"Düşünüyorum, öyleyse varım." René Descartes'ın bu ünlü sözü, 17. yüzyıldan beri zihnin ve bilincin anlaşılmasını şekillendirdi. Ancak, Nature'da yayınlanan çığır açan bir sinirbilim çalışması, bu perspektifte radikal bir değişime işaret ediyor. Araştırma, bilincin düşünceden değil, bedensel duyumlardan kaynaklanabileceğini gösteriyor.
Bu bulgu, doğrulanırsa, sadece felsefeyi değil, aynı zamanda tıbbı da, özellikle komadaki veya iletişim zorluğu çeken hastaların nasıl tedavi edildiğini devrim niteliğinde değiştirebilir. Çalışma, 12 uluslararası laboratuvardan 256 araştırmacının işbirliğini içeriyordu. Amaçları, bilincin iki önde gelen teorisini test etmekti: bilinci beyindeki yaygın bilgi erişilebilirliği ile ilişkilendiren Küresel Nöronal Çalışma Alanı Teorisi (GNWT) ve duyusal bilgi işlemenin rolünü vurgulayan Entegre Bilgi Teorisi (IIT).

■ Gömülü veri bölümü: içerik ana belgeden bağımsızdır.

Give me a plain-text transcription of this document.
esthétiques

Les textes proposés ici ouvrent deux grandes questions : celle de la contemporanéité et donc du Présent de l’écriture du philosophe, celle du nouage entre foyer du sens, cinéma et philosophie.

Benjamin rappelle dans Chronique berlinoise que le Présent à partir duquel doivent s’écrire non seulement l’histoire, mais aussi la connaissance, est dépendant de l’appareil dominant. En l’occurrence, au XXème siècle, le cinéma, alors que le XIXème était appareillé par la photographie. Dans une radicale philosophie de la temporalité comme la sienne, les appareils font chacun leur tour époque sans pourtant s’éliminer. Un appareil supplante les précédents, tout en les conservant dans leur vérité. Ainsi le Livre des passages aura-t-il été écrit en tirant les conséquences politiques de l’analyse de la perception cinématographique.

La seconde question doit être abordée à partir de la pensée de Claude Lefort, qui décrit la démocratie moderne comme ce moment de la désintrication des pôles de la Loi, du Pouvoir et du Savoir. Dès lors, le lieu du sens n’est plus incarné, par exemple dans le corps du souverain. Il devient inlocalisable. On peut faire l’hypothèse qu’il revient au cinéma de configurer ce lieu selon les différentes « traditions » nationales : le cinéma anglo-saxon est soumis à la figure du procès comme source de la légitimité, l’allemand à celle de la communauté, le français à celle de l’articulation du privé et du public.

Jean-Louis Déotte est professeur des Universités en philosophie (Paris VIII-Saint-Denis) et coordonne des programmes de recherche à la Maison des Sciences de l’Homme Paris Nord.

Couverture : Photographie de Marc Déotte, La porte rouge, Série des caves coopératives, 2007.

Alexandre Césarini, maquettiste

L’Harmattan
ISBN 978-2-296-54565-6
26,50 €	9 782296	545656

Araştırmacılar, katılımcılar basit görüntüler izlerken beyin aktivitesini kaydetmek için EEG, fMRI ve MEG dahil olmak üzere çeşitli teknikler kullandılar. Sonuçlar, bilinçle ilgili aktivitenin beynin arka bölgelerinde, özellikle görsel korteks ve duyusal alanlarda daha belirgin olduğunu ortaya koydu. Bu, GNWT'nin prefrontal kortekse odaklanmasına meydan okuyor. Çalışma ayrıca, bilincin ani bir tanıma "parlaması" yerine, duyusal işlemeyle bağlantılı, sürekli bir süreç gibi göründüğünü gösterdi.
Bu anlayıştaki değişim, özellikle tıbbi bağlamlarda önemli sonuçlar doğuruyor. Bilinç duyusal deneyime dayanıyorsa, komadaki hastalar gibi, başkalarında bilinci tespit etme yöntemlerimizin yeniden değerlendirilmesi gerekiyor. Nörobilimci Christof Koch, bu durumlardaki hastaların önemli bir yüzdesinin tedaviyi sonlandırma kararı sonrasında öldüğüne dikkat çekiyor. Bilinç, duyusal göstergeler aracılığıyla daha iyi tanımlanabilirse, teşhis hatalarından kaçınılmasına yardımcı olabilir.
Çalışma, bilinci anlamak için yeni yollar açarken, bazı araştırmacılar, bilincin koşullarını belirleyebileceğini, ancak bilincin kendisini değil, konusunda uyarıyorlar. Bununla birlikte, araştırma, varlığımızın özünü anlamak için daha somut, duyusal ve belki de daha insani bir yaklaşım öneriyor. Belki de, "Düşünüyorum, öyleyse varım" yerine, 21. yüzyıl için yeni bir özdeyiş şunlar olabilir: "Hissediyorum, öyleyse varım."